This has been a serious issue in Ireland - though it's gone a bit quiet now, anti-immigration 'activities' seem to have floated to the top of the agenda. Groups of people forcing their way into libraries to remove questionable books from the children's section.
This was widely characterised as retrogressive, bigoted, rightwing action, and that's probably true, but it means that any valid points about the content of the books in question are buried under condemnation of intimidation of library staff, book-burning mentality etc.
The problem is the T in LGBT. Given that the marriage equality referendum in 2015 was carried with 62% voting in favour, it would be hard to argue that the Great Irish Public suddenly decided that LGB people were a threat to children and libraries should be invaded to remove the threat.

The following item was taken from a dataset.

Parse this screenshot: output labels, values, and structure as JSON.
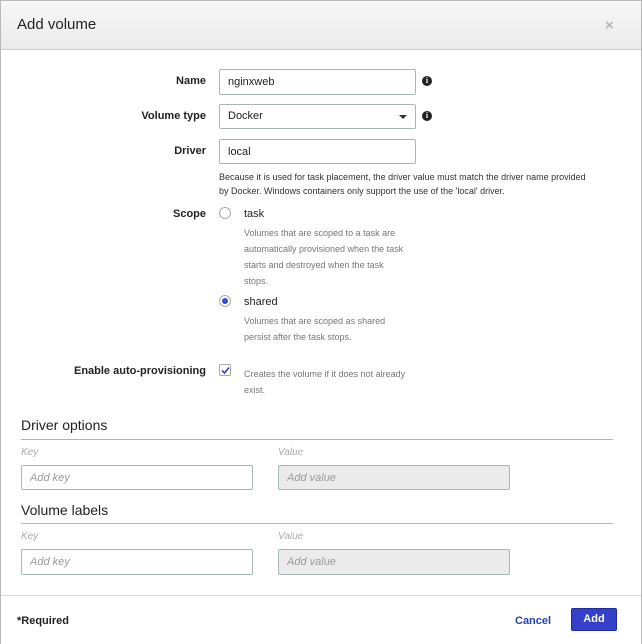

But drag storytelling in children's libraries, age-inappropriate books with trans or fetish themes and illustrations - which many LGB parents wouldn't be happy with, let alone the wider public - have been lumped in with age-appropriate children's books that show families with same-sex parents etc, which have probably been on the shelves for years, with no objections.
So yet again the T in LBGT is causing problems. Different issues, different people, different demands, different books, but protesters like the book-snatchers are unable or unwilling to make the distinction between LGB and T - encouraged, of course, by the mainstreaming of trans ideology.
This is more proof of how the trans movement is threatening the hard-won advances achieved by decades of campaigning by lesbians and gay men, in Ireland and elsewhere.